Поручик Граббе, бывший свидетелем схватки за батарею Раевского, вспоминает: «Центр и левый фланг нашей армии были опоясаны непрерывной цепью неприятельских орудий, батальным огнем и перекрестно действовавшим. Это было приготовление к решительной атаке центра. Было около четырех часов, когда массы пехоты и конницы двинулись на нас. Тогда закипела сеча общая, ожесточенная, беспорядочная, где все смешалось, пехота, конница и артиллерия. Бились, как будто каждый собой отстаивал победу». Полковник Карпенко, командир 1-го егерского полка: «Около четырех часов пополудни французские колонны устремились снова через речку, уже вброд, и ринулись на занимаемую мною позицию; на расстоянии пистолетного выстрела встретил я врагов убийственным беглым огнем. Как они, так и мы выдерживали оный с неустрашимою стойкостию около четверти часа. Неприятель снова не торжествовал победы. Урон был велик, и обе стороны, как будто по команде прекратив пальбу, отступили друг от друга. Наименование храброго полка от главнокомандовавшего князя Кутузова служило лестною наградою как офицерам, так и нижним чинам».

Центр нашей позиции, напомним, был к этому времени укреплен прибытием корпусов Остермана-Толстого и Корфа, переведенных сюда с правого фланга. 4-й корпус Остермана-Толстого стоял в первой линии, между курганом и Семеновским, на месте отошедшего в резерв корпуса Раевского. Позади расположились гвардейские полки Преображенский и Семеновский; за ними — 2-й и 3-й кавалерийские корпуса; в последней линии — Кавалергардский и лейб-гвардии Конный полки. Дохтуров со своими войсками примыкал правым флангом к Семеновскому, а левым к лесу близ Старой Смоленской дороги. Курганную батарею занимала 24-я дивизия Лихачева; 7-я дивизия генерал-майора П. М. Капцевича стояла правее нее.

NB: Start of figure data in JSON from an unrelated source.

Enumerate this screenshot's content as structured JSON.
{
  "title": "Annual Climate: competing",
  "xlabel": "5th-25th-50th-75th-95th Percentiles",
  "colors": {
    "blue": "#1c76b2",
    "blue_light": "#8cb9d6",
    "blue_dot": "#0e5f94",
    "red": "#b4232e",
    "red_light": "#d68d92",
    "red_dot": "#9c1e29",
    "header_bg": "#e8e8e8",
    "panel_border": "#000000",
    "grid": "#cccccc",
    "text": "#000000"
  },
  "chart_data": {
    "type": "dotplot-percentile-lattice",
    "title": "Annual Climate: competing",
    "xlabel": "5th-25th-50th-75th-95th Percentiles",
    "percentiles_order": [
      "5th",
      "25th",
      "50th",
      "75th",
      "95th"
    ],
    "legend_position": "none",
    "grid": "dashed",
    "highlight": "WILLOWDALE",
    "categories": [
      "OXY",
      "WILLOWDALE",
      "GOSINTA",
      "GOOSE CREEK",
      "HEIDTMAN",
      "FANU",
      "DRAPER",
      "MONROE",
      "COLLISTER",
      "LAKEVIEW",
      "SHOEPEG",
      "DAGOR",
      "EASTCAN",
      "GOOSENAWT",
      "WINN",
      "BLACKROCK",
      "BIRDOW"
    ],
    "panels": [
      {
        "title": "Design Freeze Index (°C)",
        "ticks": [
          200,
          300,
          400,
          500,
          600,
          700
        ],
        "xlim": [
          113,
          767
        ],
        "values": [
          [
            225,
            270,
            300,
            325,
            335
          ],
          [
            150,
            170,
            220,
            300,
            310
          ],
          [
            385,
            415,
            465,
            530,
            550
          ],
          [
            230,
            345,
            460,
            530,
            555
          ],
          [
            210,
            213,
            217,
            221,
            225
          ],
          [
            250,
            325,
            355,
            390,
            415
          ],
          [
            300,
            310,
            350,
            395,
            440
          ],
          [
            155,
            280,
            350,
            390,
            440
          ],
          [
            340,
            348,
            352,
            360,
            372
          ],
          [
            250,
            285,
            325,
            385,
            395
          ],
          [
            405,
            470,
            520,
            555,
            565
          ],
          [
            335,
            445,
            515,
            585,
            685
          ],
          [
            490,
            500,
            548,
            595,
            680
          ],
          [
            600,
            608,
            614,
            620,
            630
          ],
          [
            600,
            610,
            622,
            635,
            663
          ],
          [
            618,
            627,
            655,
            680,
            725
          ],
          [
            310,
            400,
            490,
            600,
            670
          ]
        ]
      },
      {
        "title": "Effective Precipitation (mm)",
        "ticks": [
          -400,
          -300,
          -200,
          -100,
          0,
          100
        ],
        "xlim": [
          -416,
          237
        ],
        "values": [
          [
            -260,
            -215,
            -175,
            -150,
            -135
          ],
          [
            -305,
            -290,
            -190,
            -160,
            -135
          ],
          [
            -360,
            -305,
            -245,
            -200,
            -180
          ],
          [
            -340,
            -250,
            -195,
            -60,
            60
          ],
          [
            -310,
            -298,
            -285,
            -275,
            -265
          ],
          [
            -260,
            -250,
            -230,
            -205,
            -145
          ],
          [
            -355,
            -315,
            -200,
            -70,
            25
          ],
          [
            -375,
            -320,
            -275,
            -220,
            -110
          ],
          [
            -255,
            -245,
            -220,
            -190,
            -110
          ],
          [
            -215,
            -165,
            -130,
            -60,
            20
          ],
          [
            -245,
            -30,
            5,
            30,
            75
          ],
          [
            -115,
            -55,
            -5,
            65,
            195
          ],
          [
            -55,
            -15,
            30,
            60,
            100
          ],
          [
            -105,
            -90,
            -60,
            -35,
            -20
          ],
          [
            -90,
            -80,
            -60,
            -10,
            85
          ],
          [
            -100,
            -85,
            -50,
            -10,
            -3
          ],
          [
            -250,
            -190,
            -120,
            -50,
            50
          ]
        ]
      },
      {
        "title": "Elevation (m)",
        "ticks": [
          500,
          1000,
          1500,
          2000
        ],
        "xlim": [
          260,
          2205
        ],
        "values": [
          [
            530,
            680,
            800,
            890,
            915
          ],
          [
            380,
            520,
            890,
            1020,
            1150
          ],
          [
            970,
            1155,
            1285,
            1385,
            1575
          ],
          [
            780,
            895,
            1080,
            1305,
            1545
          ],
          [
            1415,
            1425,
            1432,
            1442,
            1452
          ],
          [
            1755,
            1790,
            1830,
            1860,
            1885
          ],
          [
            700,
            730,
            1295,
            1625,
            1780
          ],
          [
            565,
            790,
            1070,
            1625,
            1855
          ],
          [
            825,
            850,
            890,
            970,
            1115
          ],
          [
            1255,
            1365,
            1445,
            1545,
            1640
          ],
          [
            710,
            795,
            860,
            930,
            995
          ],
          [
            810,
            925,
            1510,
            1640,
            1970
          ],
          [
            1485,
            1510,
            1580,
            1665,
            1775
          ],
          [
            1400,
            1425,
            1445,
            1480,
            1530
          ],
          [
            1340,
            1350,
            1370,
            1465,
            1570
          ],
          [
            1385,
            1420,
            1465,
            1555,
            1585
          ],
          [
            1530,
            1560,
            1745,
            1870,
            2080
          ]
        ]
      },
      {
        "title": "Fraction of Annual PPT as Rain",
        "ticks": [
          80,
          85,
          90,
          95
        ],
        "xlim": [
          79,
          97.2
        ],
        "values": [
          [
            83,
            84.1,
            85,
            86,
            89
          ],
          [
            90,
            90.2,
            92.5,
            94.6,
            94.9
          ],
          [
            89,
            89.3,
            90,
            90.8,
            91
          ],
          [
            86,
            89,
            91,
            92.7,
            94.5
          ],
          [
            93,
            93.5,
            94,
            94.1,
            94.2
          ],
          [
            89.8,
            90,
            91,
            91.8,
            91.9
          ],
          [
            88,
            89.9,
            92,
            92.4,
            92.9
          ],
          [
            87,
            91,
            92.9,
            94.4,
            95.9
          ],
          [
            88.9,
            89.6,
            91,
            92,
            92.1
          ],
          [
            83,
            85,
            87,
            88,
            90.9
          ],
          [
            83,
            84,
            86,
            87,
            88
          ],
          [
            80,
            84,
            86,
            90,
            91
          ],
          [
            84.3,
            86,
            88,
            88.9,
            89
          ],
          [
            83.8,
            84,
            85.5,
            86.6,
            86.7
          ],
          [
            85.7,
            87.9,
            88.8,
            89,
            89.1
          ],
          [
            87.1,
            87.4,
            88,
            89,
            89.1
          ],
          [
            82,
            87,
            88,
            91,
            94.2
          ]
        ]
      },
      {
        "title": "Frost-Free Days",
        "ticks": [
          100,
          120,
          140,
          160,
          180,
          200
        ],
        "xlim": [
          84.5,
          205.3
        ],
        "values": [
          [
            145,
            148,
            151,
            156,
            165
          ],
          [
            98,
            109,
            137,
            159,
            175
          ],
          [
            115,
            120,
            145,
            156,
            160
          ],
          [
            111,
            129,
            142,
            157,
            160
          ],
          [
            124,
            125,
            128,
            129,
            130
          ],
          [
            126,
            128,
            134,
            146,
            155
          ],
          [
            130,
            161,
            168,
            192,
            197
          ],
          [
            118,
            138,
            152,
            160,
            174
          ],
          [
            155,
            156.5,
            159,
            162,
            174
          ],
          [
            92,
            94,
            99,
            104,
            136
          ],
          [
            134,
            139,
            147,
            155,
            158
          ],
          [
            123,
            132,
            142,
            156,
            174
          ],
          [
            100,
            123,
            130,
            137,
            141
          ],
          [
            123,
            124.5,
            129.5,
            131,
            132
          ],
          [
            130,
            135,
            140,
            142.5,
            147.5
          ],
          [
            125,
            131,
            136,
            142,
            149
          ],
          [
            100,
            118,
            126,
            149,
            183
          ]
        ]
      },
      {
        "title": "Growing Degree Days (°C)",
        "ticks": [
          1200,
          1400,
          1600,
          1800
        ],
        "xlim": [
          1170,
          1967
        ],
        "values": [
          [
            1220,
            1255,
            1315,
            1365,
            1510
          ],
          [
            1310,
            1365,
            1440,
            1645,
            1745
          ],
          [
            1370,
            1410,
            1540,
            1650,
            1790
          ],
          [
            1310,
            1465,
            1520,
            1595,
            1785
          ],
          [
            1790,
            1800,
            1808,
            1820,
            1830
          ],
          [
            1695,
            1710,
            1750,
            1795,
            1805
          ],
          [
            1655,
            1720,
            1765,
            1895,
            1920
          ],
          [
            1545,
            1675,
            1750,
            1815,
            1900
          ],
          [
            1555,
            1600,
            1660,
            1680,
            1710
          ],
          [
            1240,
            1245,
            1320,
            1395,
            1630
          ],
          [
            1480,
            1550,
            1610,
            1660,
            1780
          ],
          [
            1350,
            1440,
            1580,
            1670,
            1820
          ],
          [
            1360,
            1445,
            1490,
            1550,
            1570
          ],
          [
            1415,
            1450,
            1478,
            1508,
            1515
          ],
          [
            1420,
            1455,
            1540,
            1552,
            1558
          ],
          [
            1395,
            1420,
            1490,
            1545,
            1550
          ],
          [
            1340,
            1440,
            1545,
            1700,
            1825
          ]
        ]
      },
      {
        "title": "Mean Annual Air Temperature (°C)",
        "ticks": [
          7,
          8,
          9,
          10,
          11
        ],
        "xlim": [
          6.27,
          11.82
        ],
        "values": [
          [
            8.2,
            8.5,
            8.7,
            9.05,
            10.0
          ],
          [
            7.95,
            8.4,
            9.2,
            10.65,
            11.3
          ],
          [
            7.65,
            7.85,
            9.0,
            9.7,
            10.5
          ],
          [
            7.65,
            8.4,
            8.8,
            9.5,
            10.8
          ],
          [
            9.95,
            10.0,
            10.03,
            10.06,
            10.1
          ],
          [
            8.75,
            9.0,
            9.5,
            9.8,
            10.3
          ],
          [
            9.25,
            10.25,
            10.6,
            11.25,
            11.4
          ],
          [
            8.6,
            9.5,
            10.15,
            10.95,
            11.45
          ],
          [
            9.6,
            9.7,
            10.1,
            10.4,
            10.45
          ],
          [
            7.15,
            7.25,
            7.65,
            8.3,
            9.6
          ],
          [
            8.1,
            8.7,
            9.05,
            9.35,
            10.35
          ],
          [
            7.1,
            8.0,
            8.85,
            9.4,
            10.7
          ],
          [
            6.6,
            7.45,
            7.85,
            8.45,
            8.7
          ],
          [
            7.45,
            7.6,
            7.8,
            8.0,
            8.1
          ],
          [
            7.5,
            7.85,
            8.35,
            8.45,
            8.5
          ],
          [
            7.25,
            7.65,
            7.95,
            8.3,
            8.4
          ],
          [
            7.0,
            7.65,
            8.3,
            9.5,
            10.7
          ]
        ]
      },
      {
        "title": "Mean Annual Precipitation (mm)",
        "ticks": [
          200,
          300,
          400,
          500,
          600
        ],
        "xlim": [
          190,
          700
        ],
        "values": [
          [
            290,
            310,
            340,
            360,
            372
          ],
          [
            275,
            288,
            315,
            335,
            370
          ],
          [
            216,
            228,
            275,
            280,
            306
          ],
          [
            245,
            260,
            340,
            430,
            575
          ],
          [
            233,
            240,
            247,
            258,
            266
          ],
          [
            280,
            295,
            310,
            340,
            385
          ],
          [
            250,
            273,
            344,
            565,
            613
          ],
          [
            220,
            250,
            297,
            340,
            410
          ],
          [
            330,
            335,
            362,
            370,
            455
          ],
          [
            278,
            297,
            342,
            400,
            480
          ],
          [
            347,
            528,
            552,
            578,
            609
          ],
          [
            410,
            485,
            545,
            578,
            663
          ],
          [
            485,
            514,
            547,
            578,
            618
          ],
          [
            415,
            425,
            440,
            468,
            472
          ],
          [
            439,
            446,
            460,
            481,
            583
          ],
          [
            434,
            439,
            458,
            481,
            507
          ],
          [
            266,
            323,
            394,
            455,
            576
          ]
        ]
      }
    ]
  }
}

Из донесения Кутузова: «Наполеон, видя неудачу всех своих предприятий и все покушения его на левой наш фланг уничтоженными, обратил все свое внимание на центр наш, противу коего, собрав большие силы во множестве колонн пехоты и кавалерии, атаковал Курганную батарею; битва была наикровопролитнейшая, несколько колонн неприятельских были жертвою столь дерзкого предприятия, но, невзирая на сие, умножив силы свои, овладел он батареею, с коей, однако ж, генерал-лейтенант Раевской успел свести несколько орудий. В сем случае генерал-майор Лихачев был ранен тяжело и взят в плен». Эту схватку за Курганную батарею наблюдал Радожицкий, чья батарея оставалась в резерве: «По полудни, когда Вице-король Итальянский делал последний приступ на наш курганный люнет, батарейный и ружейный огонь, бросаемый с него во все стороны, уподоблял этот курган огнедышащему жерлу; притом блеск сабель, палашей, штыков, шлемов и лат от ярких лучей заходящего солнца — все вместе представляло ужасную и величественную картину. <…> Кавалерия наша мешалась с неприятельской в жестокой сече: стрелялись, рубились и кололи друг друга со всех сторон. Уже французы подошли под самый люнет, и пушки наши после окончательного залпа умолкли. Глухой крик давал знать, что неприятели ворвались на вал, и началась работа штыками. Французский генерал Коленкур первый ворвался с тыла на редут и первый был убит; кирасиры же его, встреченные вне окопа нашею пехотою, были засыпаны пулями и прогнаны с большим уроном. Между тем пехота неприятельская лезла на вал со всех сторон и была опрокидываема штыками русских в ров, который наполнялся трупами убитых; но свежие колонны заступали на место разбитых и с новою яростью лезли умирать; наши с равным ожесточением встречали их и сами падали вместе с врагами. Наконец французы с бешенством ворвались в люнет и кололи всех, кто им попадался; особенно потерпели артиллеристы, смертоносно действовавшие на батарее. Тогда курганный люнет остался в руках неприятелей. Это был последний трофей истощенных сил их. Груды тел лежали внутри и вне окопа; почти все храбрые защитники его пали».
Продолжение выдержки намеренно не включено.